Estimate Negative Binomial Dispersion

Share:

Description

Estimate NB dispersion by modeling it as a parametric function of preliminarily estimated log mean relative frequencies.

Usage

1
estimate.dispersion(nb.data, x, model = "NBQ", method = "MAPL", ...)

Arguments

nb.data

output from prepare.nb.data.

x

a design matrix specifying the mean structure of each row.

model

the name of the dispersion model, one of "NB2", "NBP", "NBQ" (default), "NBS" or "step".

method

a character string specifying the method for estimating the dispersion model, one of "ML" or "MAPL" (default).

...

(for future use).

Details

We use a negative binomial (NB) distribution to model the read frequency of gene i in sample j. A negative binomial (NB) distribution uses a dispersion parameter φ_{ij} to model the extra-Poisson variation between biological replicates. Under the NB model, the mean-variance relationship of a single read count satisfies σ_{ij}^2 = μ_{ij} + φ_{ij} μ_{ij}^2. Due to the typically small sample sizes of RNA-Seq experiments, estimating the NB dispersion φ_{ij} for each gene i separately is not reliable. One can pool information across genes and biological samples by modeling φ_{ij} as a function of the mean frequencies and library sizes.

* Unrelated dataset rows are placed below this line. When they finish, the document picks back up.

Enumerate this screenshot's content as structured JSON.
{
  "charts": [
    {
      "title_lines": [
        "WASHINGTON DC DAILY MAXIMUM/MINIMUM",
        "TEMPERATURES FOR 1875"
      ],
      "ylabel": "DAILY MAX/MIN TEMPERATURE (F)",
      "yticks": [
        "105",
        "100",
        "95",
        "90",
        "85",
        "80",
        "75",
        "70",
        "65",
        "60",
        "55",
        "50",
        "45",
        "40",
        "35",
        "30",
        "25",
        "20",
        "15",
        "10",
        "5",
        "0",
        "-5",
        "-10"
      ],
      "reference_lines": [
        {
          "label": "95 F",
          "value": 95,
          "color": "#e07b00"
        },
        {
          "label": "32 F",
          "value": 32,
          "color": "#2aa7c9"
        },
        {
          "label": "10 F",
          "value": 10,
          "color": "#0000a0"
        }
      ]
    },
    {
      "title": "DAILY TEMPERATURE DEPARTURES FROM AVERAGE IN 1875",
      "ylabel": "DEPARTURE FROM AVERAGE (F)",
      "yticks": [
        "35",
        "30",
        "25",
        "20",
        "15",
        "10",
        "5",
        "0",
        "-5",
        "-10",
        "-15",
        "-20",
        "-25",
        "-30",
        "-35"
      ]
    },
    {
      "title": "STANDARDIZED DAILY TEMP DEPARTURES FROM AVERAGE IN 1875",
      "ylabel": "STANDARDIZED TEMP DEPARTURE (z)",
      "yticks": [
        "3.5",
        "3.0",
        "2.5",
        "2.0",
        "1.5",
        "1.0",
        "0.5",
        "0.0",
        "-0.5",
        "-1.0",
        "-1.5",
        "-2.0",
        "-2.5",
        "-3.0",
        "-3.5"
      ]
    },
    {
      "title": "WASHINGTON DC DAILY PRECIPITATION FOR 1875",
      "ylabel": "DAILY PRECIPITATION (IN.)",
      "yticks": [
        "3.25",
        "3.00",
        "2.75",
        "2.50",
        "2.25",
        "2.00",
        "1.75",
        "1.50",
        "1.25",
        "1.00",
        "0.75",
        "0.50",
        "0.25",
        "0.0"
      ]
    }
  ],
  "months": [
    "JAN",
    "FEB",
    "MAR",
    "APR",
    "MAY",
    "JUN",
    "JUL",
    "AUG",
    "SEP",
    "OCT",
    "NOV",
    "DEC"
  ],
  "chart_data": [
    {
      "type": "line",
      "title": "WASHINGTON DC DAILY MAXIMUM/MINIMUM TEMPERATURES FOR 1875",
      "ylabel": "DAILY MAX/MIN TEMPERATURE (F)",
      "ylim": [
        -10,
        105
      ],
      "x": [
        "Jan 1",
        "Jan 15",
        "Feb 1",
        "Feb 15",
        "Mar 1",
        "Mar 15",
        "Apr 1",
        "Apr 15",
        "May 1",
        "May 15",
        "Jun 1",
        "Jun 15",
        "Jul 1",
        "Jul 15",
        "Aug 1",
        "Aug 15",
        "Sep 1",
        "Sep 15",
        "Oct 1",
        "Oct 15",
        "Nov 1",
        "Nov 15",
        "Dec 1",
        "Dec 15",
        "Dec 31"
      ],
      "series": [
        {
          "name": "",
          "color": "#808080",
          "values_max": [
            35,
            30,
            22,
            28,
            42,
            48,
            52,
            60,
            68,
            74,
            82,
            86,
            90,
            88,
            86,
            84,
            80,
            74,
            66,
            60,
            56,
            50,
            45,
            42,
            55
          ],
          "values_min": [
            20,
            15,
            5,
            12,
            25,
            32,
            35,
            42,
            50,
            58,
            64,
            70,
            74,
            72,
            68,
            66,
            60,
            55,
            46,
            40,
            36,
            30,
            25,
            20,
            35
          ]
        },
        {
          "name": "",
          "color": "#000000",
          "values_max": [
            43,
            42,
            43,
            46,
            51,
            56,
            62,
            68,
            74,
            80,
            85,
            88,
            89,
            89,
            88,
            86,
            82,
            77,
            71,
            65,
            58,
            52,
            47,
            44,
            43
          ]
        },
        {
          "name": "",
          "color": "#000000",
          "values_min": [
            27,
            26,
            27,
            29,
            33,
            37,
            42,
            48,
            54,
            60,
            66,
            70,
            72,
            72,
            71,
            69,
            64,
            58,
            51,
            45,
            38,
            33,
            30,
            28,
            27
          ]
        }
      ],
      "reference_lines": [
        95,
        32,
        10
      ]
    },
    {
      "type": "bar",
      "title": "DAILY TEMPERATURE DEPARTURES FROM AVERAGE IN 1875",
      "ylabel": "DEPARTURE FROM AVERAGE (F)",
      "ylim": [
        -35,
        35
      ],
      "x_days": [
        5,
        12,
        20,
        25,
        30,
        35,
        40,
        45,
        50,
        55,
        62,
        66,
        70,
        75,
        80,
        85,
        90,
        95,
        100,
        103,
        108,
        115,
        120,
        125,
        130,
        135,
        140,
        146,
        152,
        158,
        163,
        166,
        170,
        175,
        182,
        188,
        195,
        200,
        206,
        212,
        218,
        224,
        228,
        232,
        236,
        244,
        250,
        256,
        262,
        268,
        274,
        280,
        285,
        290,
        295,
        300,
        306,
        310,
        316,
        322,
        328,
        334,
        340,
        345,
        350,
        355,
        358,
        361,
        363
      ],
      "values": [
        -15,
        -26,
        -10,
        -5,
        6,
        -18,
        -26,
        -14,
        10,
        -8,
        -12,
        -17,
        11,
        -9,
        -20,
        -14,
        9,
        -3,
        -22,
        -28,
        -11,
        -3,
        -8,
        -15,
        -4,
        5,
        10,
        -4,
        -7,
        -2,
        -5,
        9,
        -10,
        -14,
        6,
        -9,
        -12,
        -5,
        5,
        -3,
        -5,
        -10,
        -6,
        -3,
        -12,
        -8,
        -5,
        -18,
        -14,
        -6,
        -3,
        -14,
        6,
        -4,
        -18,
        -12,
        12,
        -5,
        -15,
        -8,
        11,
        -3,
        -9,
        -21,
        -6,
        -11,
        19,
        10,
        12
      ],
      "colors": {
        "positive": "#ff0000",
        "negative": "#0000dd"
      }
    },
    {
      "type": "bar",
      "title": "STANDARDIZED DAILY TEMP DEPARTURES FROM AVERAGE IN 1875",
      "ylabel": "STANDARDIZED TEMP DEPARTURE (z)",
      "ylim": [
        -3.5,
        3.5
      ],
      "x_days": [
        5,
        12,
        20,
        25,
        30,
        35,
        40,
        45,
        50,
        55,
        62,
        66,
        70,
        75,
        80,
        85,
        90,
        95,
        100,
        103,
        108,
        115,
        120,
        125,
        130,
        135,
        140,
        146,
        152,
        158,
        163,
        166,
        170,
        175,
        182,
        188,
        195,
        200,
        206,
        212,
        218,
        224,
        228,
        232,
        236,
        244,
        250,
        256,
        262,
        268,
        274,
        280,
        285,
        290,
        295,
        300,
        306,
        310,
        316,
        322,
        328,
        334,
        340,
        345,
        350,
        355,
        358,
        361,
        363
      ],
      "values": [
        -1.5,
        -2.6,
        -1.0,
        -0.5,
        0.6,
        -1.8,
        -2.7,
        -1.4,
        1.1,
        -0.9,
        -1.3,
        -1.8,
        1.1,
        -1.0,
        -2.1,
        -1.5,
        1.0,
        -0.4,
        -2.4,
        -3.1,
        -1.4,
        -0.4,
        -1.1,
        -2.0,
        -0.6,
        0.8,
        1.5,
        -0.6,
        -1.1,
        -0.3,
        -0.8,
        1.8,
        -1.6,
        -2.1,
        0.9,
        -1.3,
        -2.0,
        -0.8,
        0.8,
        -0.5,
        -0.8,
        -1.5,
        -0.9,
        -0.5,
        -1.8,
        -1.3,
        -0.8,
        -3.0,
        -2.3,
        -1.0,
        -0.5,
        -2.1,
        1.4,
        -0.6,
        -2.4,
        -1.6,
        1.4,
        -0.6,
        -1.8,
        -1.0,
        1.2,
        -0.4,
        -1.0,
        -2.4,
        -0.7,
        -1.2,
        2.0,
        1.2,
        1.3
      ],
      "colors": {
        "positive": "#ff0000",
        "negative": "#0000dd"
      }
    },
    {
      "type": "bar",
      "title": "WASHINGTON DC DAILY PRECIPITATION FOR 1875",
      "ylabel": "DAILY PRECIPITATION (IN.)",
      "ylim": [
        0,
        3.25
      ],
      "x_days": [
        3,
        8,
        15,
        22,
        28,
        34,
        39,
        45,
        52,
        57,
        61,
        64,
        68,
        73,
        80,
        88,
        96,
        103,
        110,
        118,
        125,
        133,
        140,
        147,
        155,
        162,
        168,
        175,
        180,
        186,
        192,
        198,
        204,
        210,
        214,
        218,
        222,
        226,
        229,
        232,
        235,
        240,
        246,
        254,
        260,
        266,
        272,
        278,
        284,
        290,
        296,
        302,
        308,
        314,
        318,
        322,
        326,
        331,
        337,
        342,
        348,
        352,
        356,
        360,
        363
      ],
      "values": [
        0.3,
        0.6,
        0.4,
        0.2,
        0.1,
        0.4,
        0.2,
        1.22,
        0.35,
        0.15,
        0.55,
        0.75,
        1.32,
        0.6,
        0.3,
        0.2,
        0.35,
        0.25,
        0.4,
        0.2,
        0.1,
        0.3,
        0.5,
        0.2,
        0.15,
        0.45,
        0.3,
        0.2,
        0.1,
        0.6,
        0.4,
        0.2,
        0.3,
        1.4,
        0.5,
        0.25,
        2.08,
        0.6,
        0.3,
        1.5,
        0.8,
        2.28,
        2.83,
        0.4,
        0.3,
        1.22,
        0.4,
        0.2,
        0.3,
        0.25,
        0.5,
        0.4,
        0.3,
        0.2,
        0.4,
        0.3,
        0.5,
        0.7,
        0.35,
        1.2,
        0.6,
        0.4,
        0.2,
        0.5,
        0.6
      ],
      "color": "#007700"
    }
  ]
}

Under the NB2 model, the dispersion is a constant across all genes and samples.

Under the NBP model, the log dispersion is modeled as a linear function of the preliminary estimates of the log mean relative frequencies (pi.pre):

log(phi) = par[1] + par[2] * log(pi.pre/pi.offset),

where pi.offset is 1e-4.

Under the NBQ model, the dispersion is modeled as a quadratic function of the preliminary estimates of the log mean relative frequencies (pi.pre):

log(phi) = par[1] + par[2] * z + par[3] * z^2,

where z = log(pi.pre/pi.offset). By default, pi.offset is the median of pi.pre[subset,].

Under this NBS model, the dispersion is modeled as a smooth function (a natural cubic spline function) of the preliminary estimates of the log mean relative frequencies (pi.pre).

Under the "step" model, the dispersion is modeled as a step (piecewise constant) function.

Value

a list with following components:

estimates

dispersion estimates for each read count, a matrix of the same dimensions as the counts matrix in nb.data.

likelihood

the likelihood of the fitted model.

model

details of the estimate dispersion model, NOT intended for use by end users. The name and contents of this component are subject to change in future versions.

Note

Currently, it is unclear whether a dispersion-modeling approach will outperform a more basic approach where regression model is fitted to each gene separately without considering the dispersion-mean dependence. Clarifying the power-robustness of the dispersion-modeling approach is an ongoing research topic.

Examples

1
## See the example for test.coefficient.